In Richmond, a Look at Yves Saint Laurent as the First Rock Star Designer

“Yves Saint Laurent was the first designer to act like a rock star,” said curator Florence Müller. She was introducing the traveling exhibition “Yves Saint Laurent: The Perfection of Style,” which opens in Richmond at the Virginia Museum of Fine Arts this weekend. The lanky designer didn’t just look the part, Müller explained, he acted it: his sensibilities being in complete accord with the times. Liberation, freedom, a certain naturalness, and a breakdown of barriers between art, fashion, and pop culture not only defined the ’60s, but Saint Laurent’s entire approach to design, too.
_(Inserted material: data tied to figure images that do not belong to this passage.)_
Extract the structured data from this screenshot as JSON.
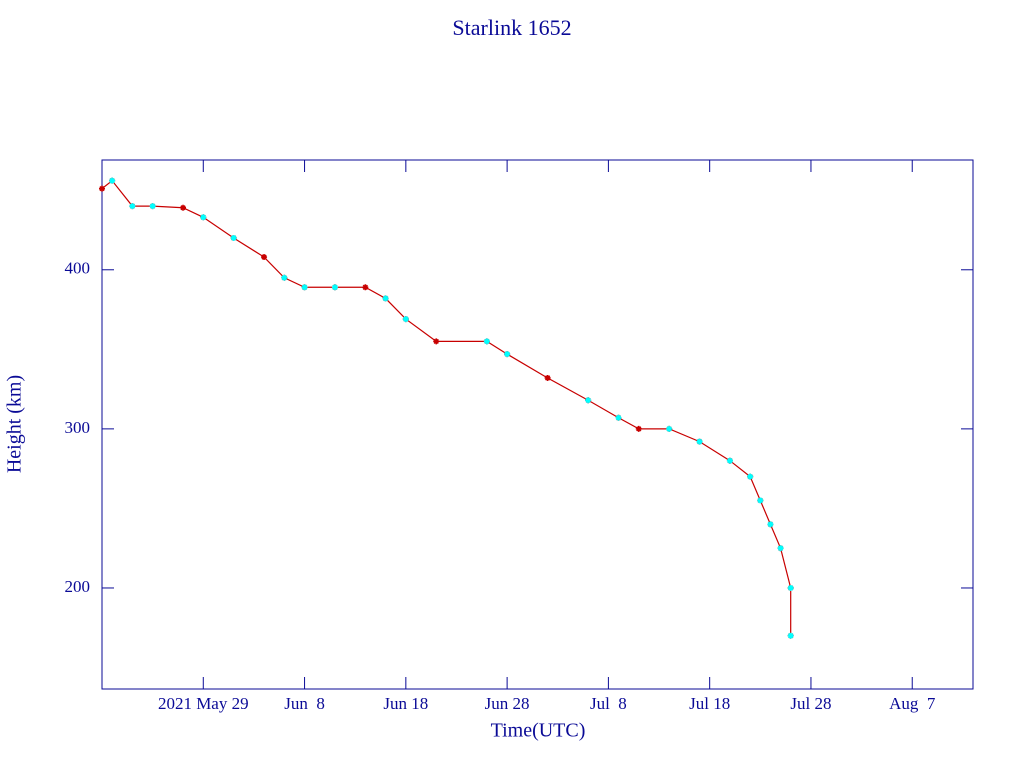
{
  "chart_data": {
    "type": "line",
    "title": "Starlink 1652",
    "x_label": "Time(UTC)",
    "y_label": "Height (km)",
    "x": [
      "2021-05-19",
      "2021-05-20",
      "2021-05-22",
      "2021-05-24",
      "2021-05-27",
      "2021-05-29",
      "2021-06-01",
      "2021-06-04",
      "2021-06-06",
      "2021-06-08",
      "2021-06-11",
      "2021-06-14",
      "2021-06-16",
      "2021-06-18",
      "2021-06-21",
      "2021-06-26",
      "2021-06-28",
      "2021-07-02",
      "2021-07-06",
      "2021-07-09",
      "2021-07-11",
      "2021-07-14",
      "2021-07-17",
      "2021-07-20",
      "2021-07-22",
      "2021-07-23",
      "2021-07-24",
      "2021-07-25",
      "2021-07-26",
      "2021-07-26"
    ],
    "series": [
      {
        "color": "#c80000",
        "line": true,
        "values": [
          451,
          456,
          440,
          440,
          439,
          433,
          420,
          408,
          395,
          389,
          389,
          389,
          382,
          369,
          355,
          355,
          347,
          332,
          318,
          307,
          300,
          300,
          292,
          280,
          270,
          255,
          240,
          225,
          200,
          170
        ]
      },
      {
        "color": "#00ffff",
        "line": false,
        "values": [
          null,
          456,
          440,
          440,
          null,
          433,
          420,
          null,
          395,
          389,
          389,
          null,
          382,
          369,
          null,
          355,
          347,
          null,
          318,
          307,
          null,
          300,
          292,
          280,
          270,
          255,
          240,
          225,
          200,
          170
        ]
      }
    ],
    "xlim": [
      "2021-05-19",
      "2021-08-13"
    ],
    "xticks": [
      {
        "value": "2021-05-29",
        "label": "2021 May 29"
      },
      {
        "value": "2021-06-08",
        "label": "Jun  8"
      },
      {
        "value": "2021-06-18",
        "label": "Jun 18"
      },
      {
        "value": "2021-06-28",
        "label": "Jun 28"
      },
      {
        "value": "2021-07-08",
        "label": "Jul  8"
      },
      {
        "value": "2021-07-18",
        "label": "Jul 18"
      },
      {
        "value": "2021-07-28",
        "label": "Jul 28"
      },
      {
        "value": "2021-08-07",
        "label": "Aug  7"
      }
    ],
    "ylim": [
      136.5,
      469
    ],
    "yticks": [
      200,
      300,
      400
    ],
    "grid": false
  }
}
Born in Oran into a loving French family, Saint Laurent escaped from the bullying he received at school into an imaginary world informed by fashion magazines and art. He eventually made his way to Paris and to the house of Christian Dior, birthplace of the New Look and other body-morphing silhouettes. In hindsight, we can see that Saint Laurent was a disrupter from the start. In 1958, after the unexpected death of Dior and Saint Laurent’s appointment to succeed him, the 21-year-old presented his first collection for the house. The “Trapeze” line won him raves; it also freed the body from constraints and corsetry, which effectively, writes Müller, “launched the fashion of the 1960s.” Saint Laurent crossed a line when he interpreted, in crocodile and mink, the style of beatniks and bikers in his Fall 1960 couture collection. Such iconoclasm cost him his job. With Pierre Bergé, he opened his own house in 1962, and his innovations, from Le Smoking to separates, continue to influence designers today. Saint Laurent, says Müller, was “dressing women for everyday life,” perhaps an even greater challenge, she suggests, than making an impact with couture. That he was able to do both is gloriously illustrated in “Yves Saint Laurent: The Perfection of Style.”
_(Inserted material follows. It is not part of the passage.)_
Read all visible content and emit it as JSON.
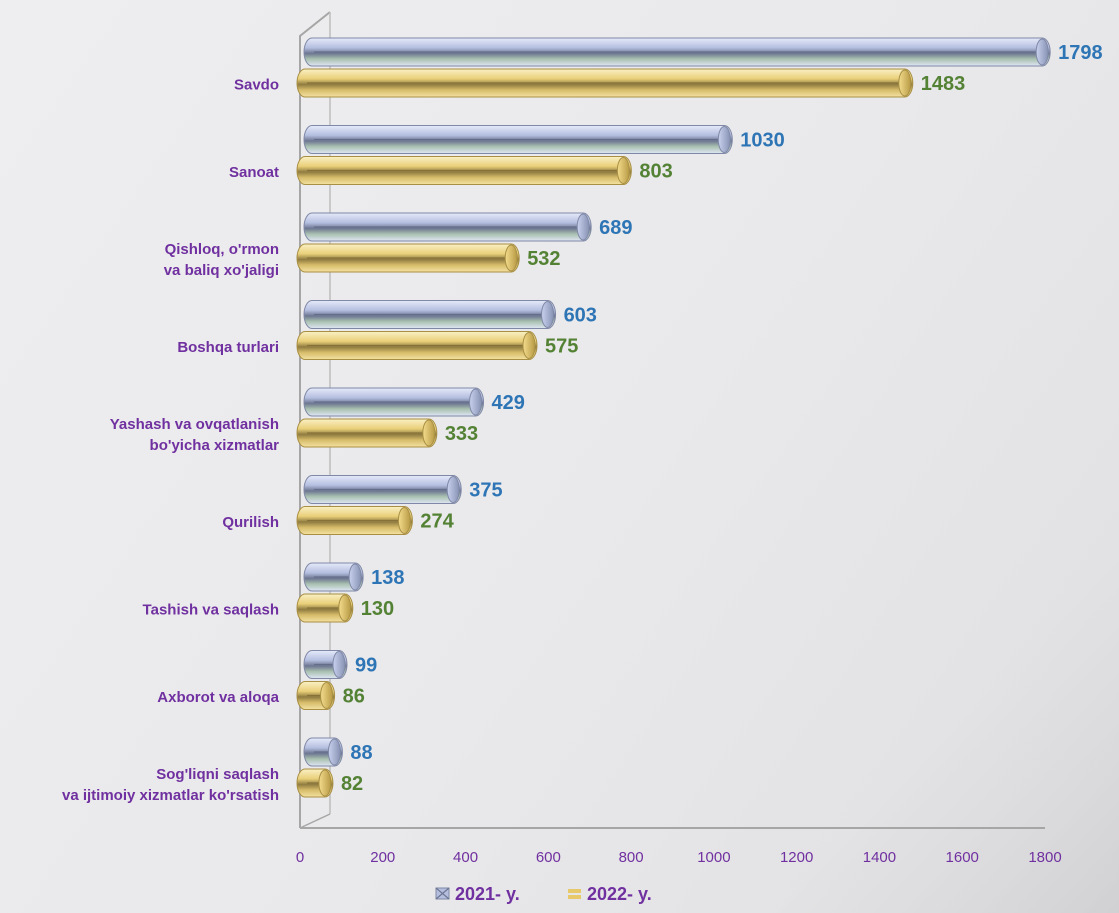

The exhibition (which includes pieces on loan from Vogue’s International Editor at Large Hamish Bowles) tracks the designer’s development from childhood to retirement. There are sections on Saint Laurent’s sartorial play with gender and good taste, as well as his use of art references. The largest portion explores his evolution from darkness to an explosion of color, which grew, in part, from his discovery of a new way of life and sensuality in Marrakech, where he and Bergé would live part time from 1966. Adding depth to the display of beloved looks, such as the Mondrian, Proust, and tuxedo dresses, are previously inaccessible drawings, printed matter, and ephemera like paper dolls Saint Laurent made as a child. “I think he learned how to draw from the fashion magazines; for him, it was like the rehearsal of his life achievement,” explains Müller. “He was, first of all, a designer who knew how to make a drawing, which is quite rare today.”

Also rare was Saint Laurent’s sense of proportion and insistence on ease, even in formalwear. Loulou de la Falaise, a muse who worked alongside the designer, once told WWD while wearing a ball gown that “a dress like this is as comfortable as an old sweater.” Asked what surprised her when putting this exhibition together, Müller, who has curated several exhibitions on Saint Laurent, replied: “Every time the surprise is how easy [the clothes are], how you put the dress on and it fits the mannequin perfectly. For me, it’s really magical because the proportions are really perfect and everything is very light.” For Müller, one of the best outfits in the exhibition is a black silk jersey jumpsuit from the Spring 1975 collection, ordered by the designer’s main muse, Betty Catroux. “It’s easy to wear, it’s light, it fits the body perfectly, and there is nothing that you want to remove,” she says. Perfection in dress, in other words.